The Wait is Over

When you find out something is wrong with your son the day after they’re born and then get told nothing can be done for quite some time, the waiting becomes a part of your life. You just don’t notice it.

But one week from today (despite the fact that this will be posted ON the day) Jaxon will be having his MRI and CT Scan. It’s a wait that’s more than 8 months in the making, or 22 months, if you count that we’ve known since he was born. For 8 months we’ve been quite comfortable being able to say “on the 25th of November” and know that it’s not next month, it’s not next week and it’s not even this week. It was some place off in the future that we really didn’t have to think about.

Even though I’ve known about this for a very long time, it snuck up on me. It IS next week.

Even though I’ve had to make all of the call’s to make sure appointment’s are at the right time and finding out all of the information about what to do on the day, it hit me today that it’s just around the corner and the wait is almost over. So I was a little surprised when that in itself presented me with a different sort of wait. The Worried Wait, as opposed to the “Plenty of time to worry later Wait”

I’m trying to just not think about it. It is just an anaesthetic so they can do the MRI and the CT Scan.
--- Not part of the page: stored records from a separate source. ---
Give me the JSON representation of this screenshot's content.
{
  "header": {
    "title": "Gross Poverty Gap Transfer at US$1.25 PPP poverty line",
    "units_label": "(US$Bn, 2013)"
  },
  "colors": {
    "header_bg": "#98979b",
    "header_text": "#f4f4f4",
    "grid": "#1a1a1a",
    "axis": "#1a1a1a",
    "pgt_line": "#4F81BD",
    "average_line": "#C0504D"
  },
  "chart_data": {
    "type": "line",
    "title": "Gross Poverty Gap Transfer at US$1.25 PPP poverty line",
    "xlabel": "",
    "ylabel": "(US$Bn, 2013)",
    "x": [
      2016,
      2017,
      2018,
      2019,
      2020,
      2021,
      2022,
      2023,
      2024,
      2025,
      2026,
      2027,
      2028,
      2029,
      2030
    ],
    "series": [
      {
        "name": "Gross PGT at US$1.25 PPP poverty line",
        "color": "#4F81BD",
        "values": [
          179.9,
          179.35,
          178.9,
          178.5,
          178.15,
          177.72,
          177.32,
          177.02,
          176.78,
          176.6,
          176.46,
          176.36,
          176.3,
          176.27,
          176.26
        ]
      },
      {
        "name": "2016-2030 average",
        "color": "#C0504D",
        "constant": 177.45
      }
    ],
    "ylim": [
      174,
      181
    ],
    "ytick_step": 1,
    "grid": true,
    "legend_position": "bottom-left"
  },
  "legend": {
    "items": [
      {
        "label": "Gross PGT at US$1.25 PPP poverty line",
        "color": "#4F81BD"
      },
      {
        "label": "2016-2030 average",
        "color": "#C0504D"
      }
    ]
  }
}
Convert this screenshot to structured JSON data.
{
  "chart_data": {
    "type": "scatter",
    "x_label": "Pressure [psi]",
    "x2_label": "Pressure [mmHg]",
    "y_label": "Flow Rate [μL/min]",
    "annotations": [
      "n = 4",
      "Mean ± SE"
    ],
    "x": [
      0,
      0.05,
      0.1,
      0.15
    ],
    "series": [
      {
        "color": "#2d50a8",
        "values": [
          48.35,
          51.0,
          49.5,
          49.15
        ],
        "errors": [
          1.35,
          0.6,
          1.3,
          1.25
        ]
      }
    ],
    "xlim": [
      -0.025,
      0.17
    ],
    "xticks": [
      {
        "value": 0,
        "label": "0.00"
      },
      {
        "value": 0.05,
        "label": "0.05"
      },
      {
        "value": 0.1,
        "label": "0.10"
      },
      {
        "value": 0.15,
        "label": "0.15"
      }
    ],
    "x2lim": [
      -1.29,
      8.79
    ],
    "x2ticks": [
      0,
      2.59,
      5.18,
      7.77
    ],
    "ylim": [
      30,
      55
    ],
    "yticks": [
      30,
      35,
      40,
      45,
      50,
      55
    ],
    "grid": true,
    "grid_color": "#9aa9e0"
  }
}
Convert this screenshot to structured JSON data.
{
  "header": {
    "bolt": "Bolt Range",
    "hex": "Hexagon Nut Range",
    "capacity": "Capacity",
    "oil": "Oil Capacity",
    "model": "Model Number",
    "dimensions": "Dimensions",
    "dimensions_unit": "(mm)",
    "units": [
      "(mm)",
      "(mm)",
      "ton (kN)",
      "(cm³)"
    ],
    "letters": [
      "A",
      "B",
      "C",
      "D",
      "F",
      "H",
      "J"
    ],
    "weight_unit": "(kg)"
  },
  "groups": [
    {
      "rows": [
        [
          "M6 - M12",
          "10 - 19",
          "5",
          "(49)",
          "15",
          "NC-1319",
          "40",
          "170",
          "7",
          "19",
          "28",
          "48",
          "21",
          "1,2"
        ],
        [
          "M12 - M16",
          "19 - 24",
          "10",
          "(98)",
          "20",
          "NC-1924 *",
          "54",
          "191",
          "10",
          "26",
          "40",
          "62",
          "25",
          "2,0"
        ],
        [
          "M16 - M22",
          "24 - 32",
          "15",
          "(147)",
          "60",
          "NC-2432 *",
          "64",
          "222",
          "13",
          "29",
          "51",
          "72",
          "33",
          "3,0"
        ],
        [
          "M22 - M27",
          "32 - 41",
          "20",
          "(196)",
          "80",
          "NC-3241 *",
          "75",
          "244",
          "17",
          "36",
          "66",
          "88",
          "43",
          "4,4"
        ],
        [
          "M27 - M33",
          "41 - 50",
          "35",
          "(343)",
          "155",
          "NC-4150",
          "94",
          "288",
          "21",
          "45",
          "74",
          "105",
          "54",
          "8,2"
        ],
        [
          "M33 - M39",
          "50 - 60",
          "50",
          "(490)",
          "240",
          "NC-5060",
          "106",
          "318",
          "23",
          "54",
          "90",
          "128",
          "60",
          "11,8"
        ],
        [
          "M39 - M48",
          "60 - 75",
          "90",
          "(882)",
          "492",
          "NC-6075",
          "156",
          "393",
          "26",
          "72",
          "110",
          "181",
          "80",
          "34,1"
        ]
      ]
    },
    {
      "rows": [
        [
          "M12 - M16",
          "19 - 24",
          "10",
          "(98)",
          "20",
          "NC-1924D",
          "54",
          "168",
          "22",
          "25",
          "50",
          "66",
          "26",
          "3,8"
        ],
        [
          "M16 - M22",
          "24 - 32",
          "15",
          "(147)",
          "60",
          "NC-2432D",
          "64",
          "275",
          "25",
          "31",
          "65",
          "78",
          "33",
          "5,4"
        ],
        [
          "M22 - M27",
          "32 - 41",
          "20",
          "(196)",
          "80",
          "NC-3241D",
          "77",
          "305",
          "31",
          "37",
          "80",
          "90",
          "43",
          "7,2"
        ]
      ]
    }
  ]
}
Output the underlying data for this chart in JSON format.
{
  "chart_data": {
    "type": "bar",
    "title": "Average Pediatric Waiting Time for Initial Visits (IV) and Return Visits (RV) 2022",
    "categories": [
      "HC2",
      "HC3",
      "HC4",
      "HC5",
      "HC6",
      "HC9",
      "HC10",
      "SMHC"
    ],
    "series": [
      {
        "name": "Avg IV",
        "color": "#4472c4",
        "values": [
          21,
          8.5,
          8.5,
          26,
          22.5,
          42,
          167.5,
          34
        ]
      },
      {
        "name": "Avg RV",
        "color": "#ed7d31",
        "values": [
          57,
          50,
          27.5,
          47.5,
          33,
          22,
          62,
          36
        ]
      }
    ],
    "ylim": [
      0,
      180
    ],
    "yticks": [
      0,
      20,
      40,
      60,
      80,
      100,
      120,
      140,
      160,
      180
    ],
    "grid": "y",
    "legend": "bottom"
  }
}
But still, there are still risks involved. And let’s not forget the 7 hour fast that Tim and I have to force Jaxon in to. Really, thats what I am more concerned about. I think once they actually put him under, I’ll be relieved that I no longer have to fight a hungry and likely tired toddler to keep him quite, happy and occupied. Thank goodness my Mum is coming to stay with us for a week or two!

Keep us in your thoughts today!

5 thoughts on “The Wait is Over

  1. Thinking of you all today. Hope everything goes well. It’s okay to hysterically cry once he’s under…that’s what I did with Liam and I actually felt a lot better afterwards. Go figure, LOL. Does Jaxon take a pacifier? I found that made the fast for us much better. He just kept sucking on his soo soo each time they bumped us longer and longer, grrr. Kinda like sucking on a button.

    Good luck today!!

  2. I’m so glad that you guys made it through all that. I’m sure Jaxon was thrilled to get food. how ever did you guys make it sanely through the night with out sleeping??? Can’t wait to hear all about it and know that you are ok. Hopefully the dr’s will be speedy about giving you results!!! Sending big hugs your way.

  3. Thinking of you! I hope everything went smoothly and that you get answers and a plan of action quickly. ((((HUGS))))

  4. Lisa I did just that!! I managed not to cry while the gas mask was on but the minute I got out to Tim I fell to pieces. It was awful.